"Pork" funds teapot museum, arctic games, water-free urinals
Reuters
"Pork" funds teapot museum, arctic games
By Andy Sullivan
WASHINGTON (Reuters) - Lobbying scandals and a staggering federal budget deficit haven't dampened Congress' appetite for questionable pet projects, as lawmakers will spend a record $29 billion on "pork" this year, a watchdog group said on Wednesday.
At a press conference featuring real pigs, Citizens Against Government Waste highlighted projects it said were especially egregious: $1 million for water-free urinals, $500,000 for a North Carolina teapot museum and $100,000 for a boxing club in Nevada.
Others included $550,000 for the Museum of Glass in Washington state, $250,000 for the National Cattle Congress in Iowa and $500,000 for the Arctic Winter Games in Alaska.
The group's annual report, known as the "Pig Book," covers the fiscal year ending September 30, during which the U.S. government could rack up a deficit of around $400 billion.
Lawmakers seeking to boost their re-election prospects include spending measures for their home districts in the massive spending bills that keep the government running.
Such "earmarks" are often added at the last stages of the legislative process to bypass the normal scrutiny applied to federal spending.
"We're not saying all these projects are bad. We are saying they haven't gone through a legitimate process," said Arizona Republican Sen. John McCain, a longtime critic of Congress' free-spending ways.
ALASKANS BENEFIT MOST
The watchdog group said the total number of pork-barrel earmarks in the 2006 budget declined 29 percent to 9,963, but their total cost increased 6 percent to $29 billion.

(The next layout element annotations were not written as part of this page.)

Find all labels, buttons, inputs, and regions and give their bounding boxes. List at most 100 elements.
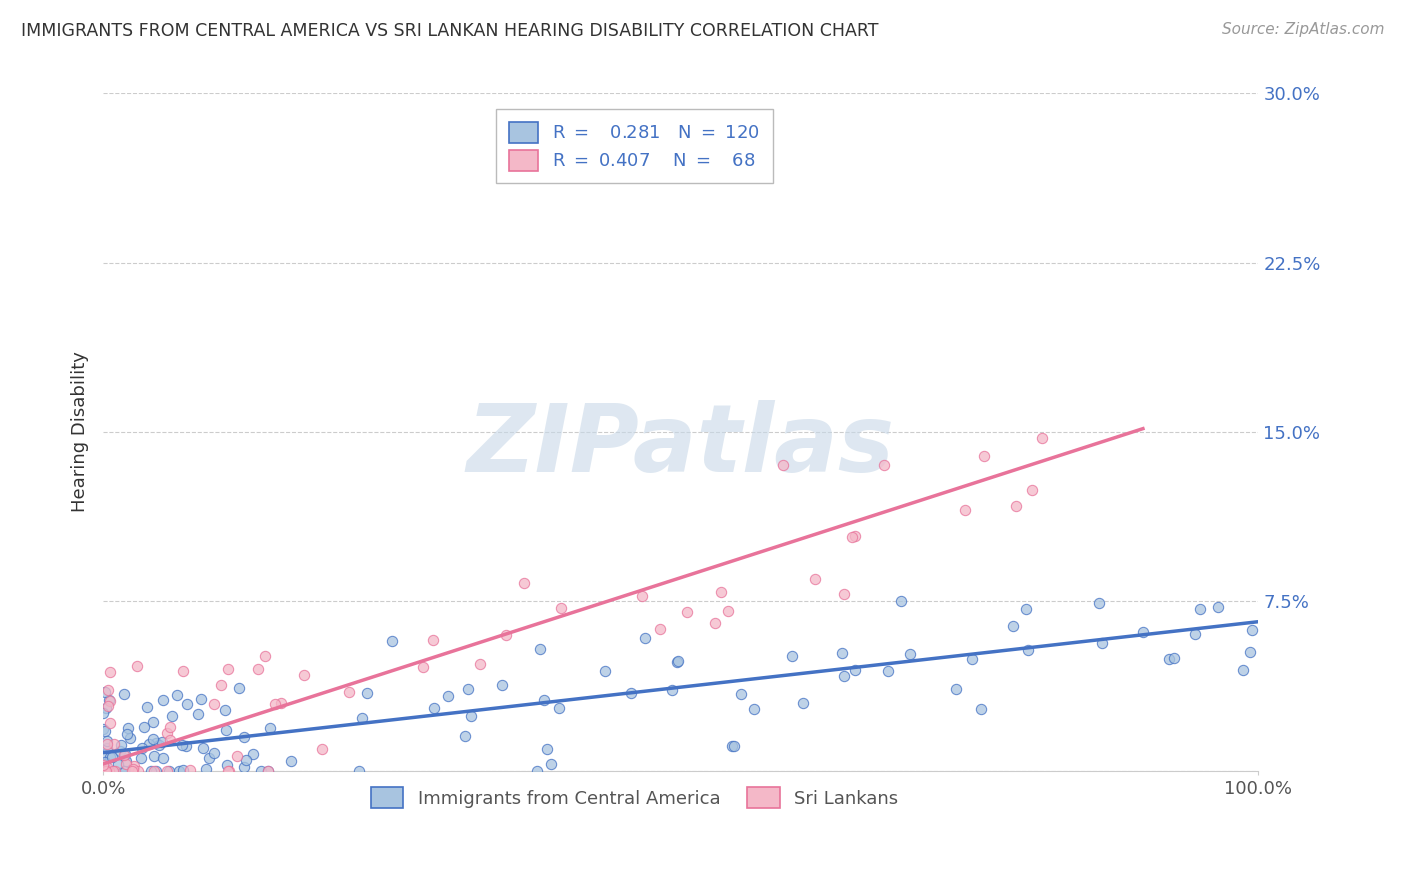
Point (94, 723, 117, 738)
Point (142, 732, 165, 747)
Point (661, 683, 683, 698)
Point (257, 764, 280, 778)
Point (710, 584, 733, 599)
Point (131, 740, 153, 755)
Point (114, 747, 136, 761)
Point (217, 662, 239, 676)
Point (191, 740, 214, 755)
Point (772, 458, 794, 472)
Point (186, 706, 208, 721)
Point (98, 715, 121, 730)
Point (152, 693, 174, 707)
Point (259, 721, 281, 735)
Point (132, 720, 155, 734)
Point (804, 572, 827, 586)
Point (536, 742, 558, 756)
Point (495, 628, 517, 642)
Point (356, 686, 378, 700)
Point (127, 764, 149, 778)
Point (114, 756, 136, 771)
Point (112, 764, 135, 778)
Point (97, 699, 120, 714)
Point (235, 753, 257, 767)
Point (139, 764, 162, 778)
Point (831, 646, 853, 660)
Point (98, 764, 121, 778)
Point (97, 693, 120, 707)
Point (973, 449, 995, 463)
Point (150, 735, 173, 749)
Point (1157, 652, 1180, 666)
Point (197, 751, 219, 765)
Point (93, 764, 115, 778)
Point (782, 648, 804, 663)
Point (101, 749, 124, 764)
Point (94, 764, 117, 778)
Point (93, 764, 115, 778)
Point (96, 737, 118, 751)
Point (945, 681, 967, 696)
Point (1188, 601, 1211, 615)
Point (96, 764, 118, 778)
Point (148, 738, 170, 752)
Y-axis label: Hearing Disability: Hearing Disability (72, 351, 89, 513)
Point (93, 758, 115, 772)
Point (1002, 619, 1025, 633)
Point (412, 660, 434, 674)
Point (112, 747, 135, 762)
Point (246, 662, 269, 676)
Point (138, 737, 160, 751)
Point (1184, 627, 1206, 641)
Point (114, 754, 136, 768)
Point (730, 687, 752, 701)
Point (98, 665, 121, 679)
Point (93, 764, 115, 778)
Point (717, 604, 740, 618)
Point (202, 697, 225, 711)
Point (437, 689, 460, 703)
Point (513, 576, 536, 591)
Point (112, 687, 135, 701)
Point (114, 764, 136, 778)
Point (721, 739, 744, 753)
Point (676, 606, 699, 620)
Point (533, 693, 555, 707)
Point (104, 764, 127, 778)
Point (704, 616, 727, 631)
Point (844, 529, 866, 543)
Point (263, 697, 285, 711)
Point (1005, 500, 1028, 514)
Point (156, 764, 179, 778)
Point (127, 658, 149, 673)
Point (94, 685, 117, 699)
Point (91, 706, 114, 721)
Point (108, 744, 131, 758)
Point (1240, 623, 1263, 637)
Point (350, 711, 373, 725)
Point (172, 763, 194, 777)
Point (253, 648, 276, 663)
Point (648, 622, 671, 636)
Point (195, 762, 218, 776)
Point (250, 764, 273, 778)
Text: IMMIGRANTS FROM CENTRAL AMERICA VS SRI LANKAN HEARING DISABILITY CORRELATION CHA: IMMIGRANTS FROM CENTRAL AMERICA VS SRI L… (21, 22, 879, 40)
Legend: Immigrants from Central America, Sri Lankans: Immigrants from Central America, Sri Lan… (356, 772, 912, 822)
Point (142, 714, 165, 729)
Point (91, 722, 114, 736)
Point (215, 757, 238, 772)
Point (142, 748, 165, 763)
Point (1087, 596, 1109, 610)
Point (98, 694, 121, 708)
Point (233, 760, 256, 774)
Point (96, 741, 118, 756)
Point (898, 647, 921, 661)
Point (93, 761, 115, 775)
Point (103, 737, 125, 751)
Point (423, 701, 446, 715)
Point (666, 655, 689, 669)
Point (422, 633, 444, 648)
Point (550, 601, 572, 615)
Point (1239, 645, 1261, 659)
Point (166, 688, 188, 702)
Point (540, 756, 562, 771)
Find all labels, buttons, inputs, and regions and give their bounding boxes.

However, the House Appropriations Committee says spending on these special projects declined to about $17 billion this fiscal year, down $2.8 billion from the previous year.
The group's figures could be higher because it includes as "pork barrel" spending any projects passed by Congress that have not been requested by the president.
The money is not distributed evenly across the country. While Alaska took home $490 per capita in pork spending, lawmakers from Georgia only wrangled $12 per citizen, according to the group's report.
Alaska Republican Sen. Ted Stevens was for the fifth year in a row responsible for the most amount of pork -- a total of $325 million last year, the group said.
A Stevens spokeswoman declined comment.
Stevens was at the center of a nasty Senate fight last year when some senators publicly ridiculed his "bridge to nowhere" that connected the port town of Ketchikan to a neighboring island populated by 50 people. The $223 million for the quarter-mile (0.5-km) bridge was removed from a spending bill.
Citizens Against Government Waste touts itself as "America's number one taxpayer watchdog." But it accepts corporate contributions, and an offshoot of the group has lobbied on behalf of special interests including the tobacco industry.